After a recent trip to London, I’ve fallen in love with cardigans, which I wear almost religiously when I’m out working with clients, doing training and the like – even though it’s ridiculously hot here most of the time. I’m saved by the fact that:
1. Most employers have the AC on ridiculously cold in their offices, so it actually makes sense to employ layering.
2. I’ve got a lot of compliments on my style – especially when I meet with female executives (which account for 99% of my client base, as I work in human resources).

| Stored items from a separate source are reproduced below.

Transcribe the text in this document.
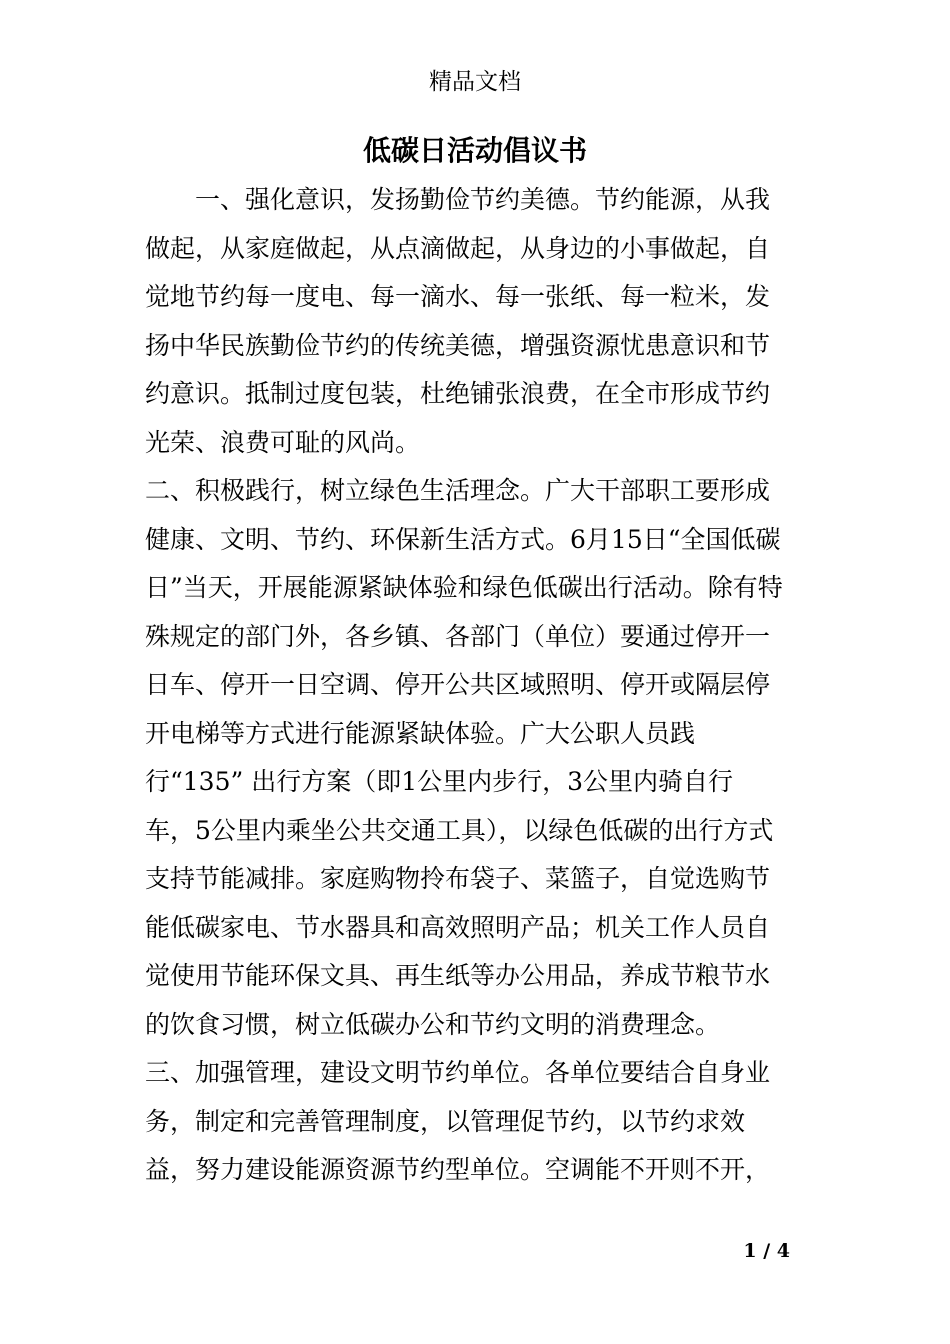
精品文档
低碳日活动倡议书
一、强化意识，发扬勤俭节约美德。节约能源，从我
做起，从家庭做起，从点滴做起，从身边的小事做起，自
觉地节约每一度电、每一滴水、每一张纸、每一粒米，发
扬中华民族勤俭节约的传统美德，增强资源忧患意识和节
约意识。抵制过度包装，杜绝铺张浪费，在全市形成节约
光荣、浪费可耻的风尚。
二、积极践行，树立绿色生活理念。广大干部职工要形成
健康、文明、节约、环保新生活方式。6月15日“全国低碳
日”当天，开展能源紧缺体验和绿色低碳出行活动。除有特
殊规定的部门外，各乡镇、各部门（单位）要通过停开一
日车、停开一日空调、停开公共区域照明、停开或隔层停
开电梯等方式进行能源紧缺体验。广大公职人员践
行“135” 出行方案（即1公里内步行，3公里内骑自行
车，5公里内乘坐公共交通工具），以绿色低碳的出行方式
支持节能减排。家庭购物拎布袋子、菜篮子，自觉选购节
能低碳家电、节水器具和高效照明产品；机关工作人员自
觉使用节能环保文具、再生纸等办公用品，养成节粮节水
的饮食习惯，树立低碳办公和节约文明的消费理念。
三、加强管理，建设文明节约单位。各单位要结合自身业
务，制定和完善管理制度，以管理促节约，以节约求效
益，努力建设能源资源节约型单位。空调能不开则不开，
1 / 4
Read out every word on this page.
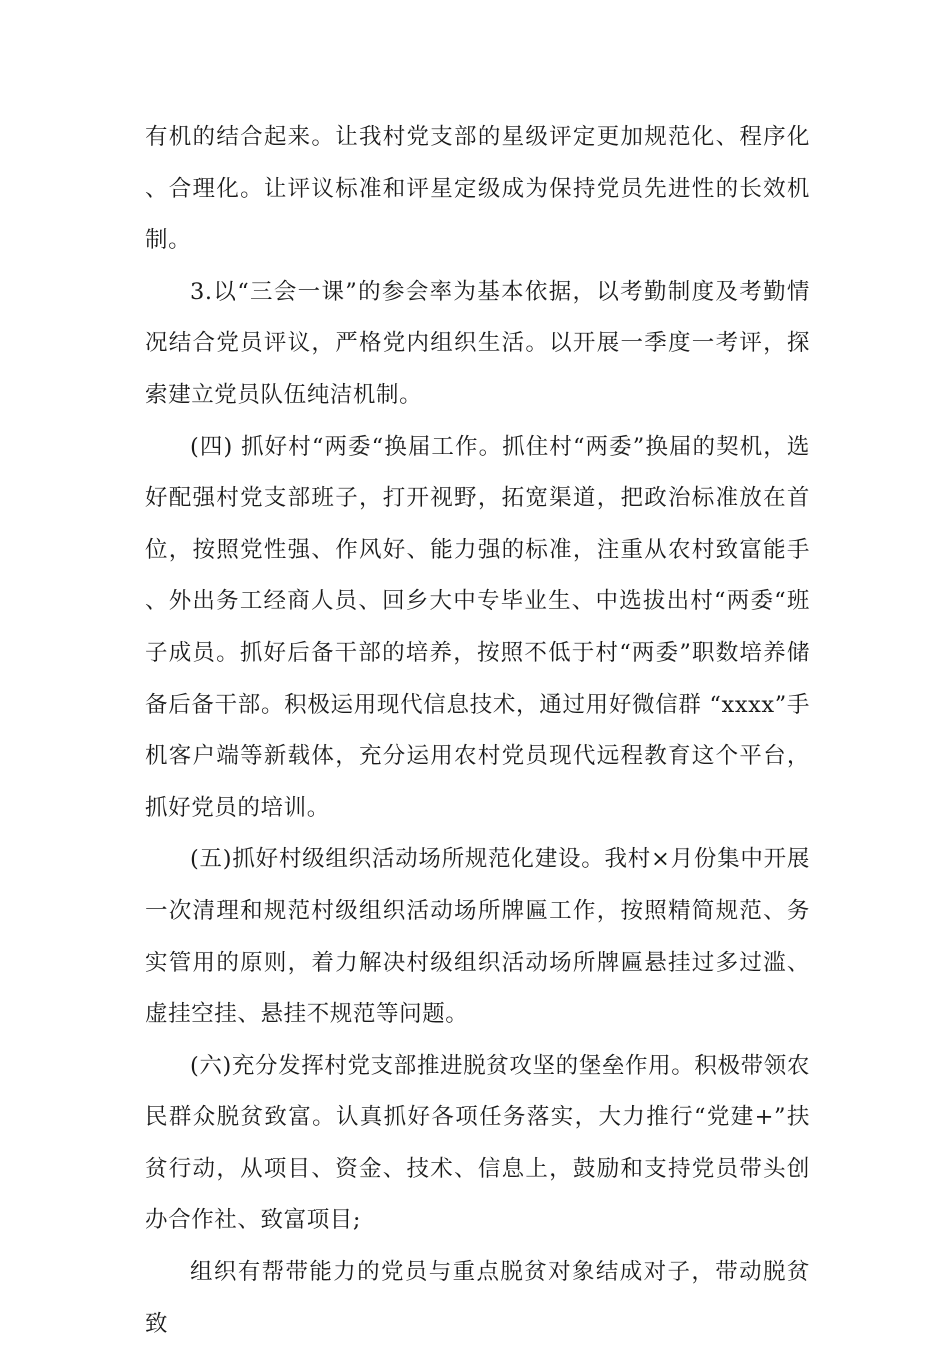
有机的结合起来。让我村党支部的星级评定更加规范化、程序化、合理化。让评议标准和评星定级成为保持党员先进性的长效机制。

3.以“三会一课”的参会率为基本依据，以考勤制度及考勤情况结合党员评议，严格党内组织生活。以开展一季度一考评，探索建立党员队伍纯洁机制。

(四) 抓好村“两委“换届工作。抓住村“两委”换届的契机，选好配强村党支部班子，打开视野，拓宽渠道，把政治标准放在首位，按照党性强、作风好、能力强的标准，注重从农村致富能手、外出务工经商人员、回乡大中专毕业生、中选拔出村“两委“班子成员。抓好后备干部的培养，按照不低于村“两委”职数培养储备后备干部。积极运用现代信息技术，通过用好微信群 “xxxx”手机客户端等新载体，充分运用农村党员现代远程教育这个平台，抓好党员的培训。

(五)抓好村级组织活动场所规范化建设。我村×月份集中开展一次清理和规范村级组织活动场所牌匾工作，按照精简规范、务实管用的原则，着力解决村级组织活动场所牌匾悬挂过多过滥、虚挂空挂、悬挂不规范等问题。

(六)充分发挥村党支部推进脱贫攻坚的堡垒作用。积极带领农民群众脱贫致富。认真抓好各项任务落实，大力推行“党建+”扶贫行动，从项目、资金、技术、信息上，鼓励和支持党员带头创办合作社、致富项目;

组织有帮带能力的党员与重点脱贫对象结成对子，带动脱贫致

But I digress; this is about tights. I started feeling all mopey about my love of tights, and my battle not to fit into anyone’s idea of what a man should wear while running (it’s all about me, right?), but my world was shaken yesterday – in a good way. As I was about to begin my run, a guy ran past me. He looked to be in his late fifties, was in pretty good shape (which I deduced from the fact that he just ran up Chancellor Hill, and had a better physique than mine), AND HE WAS WEARING TIGHTS. The kind I would wear, if I could find them to buy locally.
It was near the end of the road, so pretty soon he turned back and ran past me again. He must have seen the look of love and admiration in my eyes, because he gave me a hearty greeting amidst the pants for breath, after running uphill for 3 km – he even wished me all the best for the season. That does it – I’m rocking my tights.
I even contemplated stripping of the shorts I had on to run in the knee-length compression tights I had on underneath, but because of the top I had on, the junk would have been unduly exposed, and I had a vision of my wife divorcing me if she knew I ran in that. She generally approves of my running kit – once I’m appropriately covered – no need to advertise the goods, since I’ve been ‘off the market’ for the last eight and a half years.
So there it is. If you’ve ever wondered why I’ve posted mildly inappropriate pics of myself wearing tights on this blog (like in this post) – well now you know why… and I’m not gonna stop, so get used to it…(or not).